Censorship against Trolls would be censorship against us all

Unless you have been living under a rock for the past week you will know that the political and media classes are very excited about Twitter trolls- specifically those threatening women with rape threats. Of course this is partly about a load of pathetic keyboard warriors making threats they have no intention of carrying out. Pseudo-hysteria over Twitter trolls flares up every so often when the media have nothing better to talk about. It is also a case of the media enjoying a story about themselves, something which they, and especially the BBC, love – see their excitement over Jimmy Savile. On July 31sts Channel 4 news I saw not only an interview with one of the company’s bosses followed by a debate over the subject. All I could think watching that was “enough already!”.

Now, of course those who make such serious threats online should have police action taken against them. Our laws are already strong enough to deal with this, just as it is the case with phone hacking. After all there have been prosecutions of those who make such threats. So there is no need for Twitter bosses to be summoned to Parliament or for any new changes to the site or any new laws or regulations.

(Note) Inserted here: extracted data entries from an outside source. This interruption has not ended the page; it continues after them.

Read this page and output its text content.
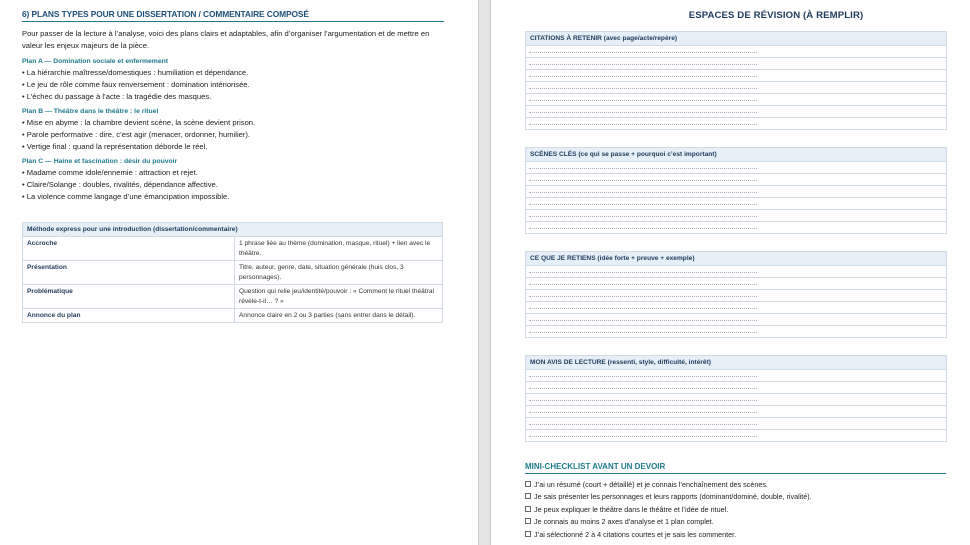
6) PLANS TYPES POUR UNE DISSERTATION / COMMENTAIRE COMPOSÉ
Pour passer de la lecture à l’analyse, voici des plans clairs et adaptables, afin d’organiser l’argumentation et de mettre en valeur les enjeux majeurs de la pièce.
Plan A — Domination sociale et enfermement
• La hiérarchie maîtresse/domestiques : humiliation et dépendance.
• Le jeu de rôle comme faux renversement : domination intériorisée.
• L’échec du passage à l’acte : la tragédie des masques.
Plan B — Théâtre dans le théâtre : le rituel
• Mise en abyme : la chambre devient scène, la scène devient prison.
• Parole performative : dire, c’est agir (menacer, ordonner, humilier).
• Vertige final : quand la représentation déborde le réel.
Plan C — Haine et fascination : désir du pouvoir
• Madame comme idole/ennemie : attraction et rejet.
• Claire/Solange : doubles, rivalités, dépendance affective.
• La violence comme langage d’une émancipation impossible.
Méthode express pour une introduction (dissertation/commentaire)	
Accroche	1 phrase liée au thème (domination, masque, rituel) + lien avec le théâtre.
Présentation	Titre, auteur, genre, date, situation générale (huis clos, 3 personnages).
Problématique	Question qui relie jeu/identité/pouvoir : « Comment le rituel théâtral révèle-t-il… ? »
Annonce du plan	Annonce claire en 2 ou 3 parties (sans entrer dans le détail).
ESPACES DE RÉVISION (À REMPLIR)
CITATIONS À RETENIR (avec page/acte/repère)
SCÈNES CLÉS (ce qui se passe + pourquoi c’est important)
CE QUE JE RETIENS (idée forte + preuve + exemple)
MON AVIS DE LECTURE (ressenti, style, difficulté, intérêt)
MINI-CHECKLIST AVANT UN DEVOIR
J’ai un résumé (court + détaillé) et je connais l’enchaînement des scènes.
Je sais présenter les personnages et leurs rapports (dominant/dominé, double, rivalité).
Je peux expliquer le théâtre dans le théâtre et l’idée de rituel.
Je connais au moins 2 axes d’analyse et 1 plan complet.
J’ai sélectionné 2 à 4 citations courtes et je sais les commenter.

However I think that this new campaign is a dangerous one. This is firstly because it seeks to make all Twitter users subject to British law- specifically the 1997 protection from harassment act, which MP and victim of online abuse Stella Creasy wants a new measure to be brought in under. Why should all users be subject to this act, however good a law it may be? Why should censorious states such as Pakistan not also demand the same? Secondly, it sets a dangerous precedent whereby social media companies are threatened by politicians. This will encourage censorious states such as Russia, China or Saudi Arabia demand that the site should me changed to meet the legal standards. Thirdly it is dangerous because the definition of troll has always been fuzzy. To many it is someone who disagrees with and criticises their dearly held opinions and beliefs. Will this be used as an excuse for censorship of unfashionable opinions?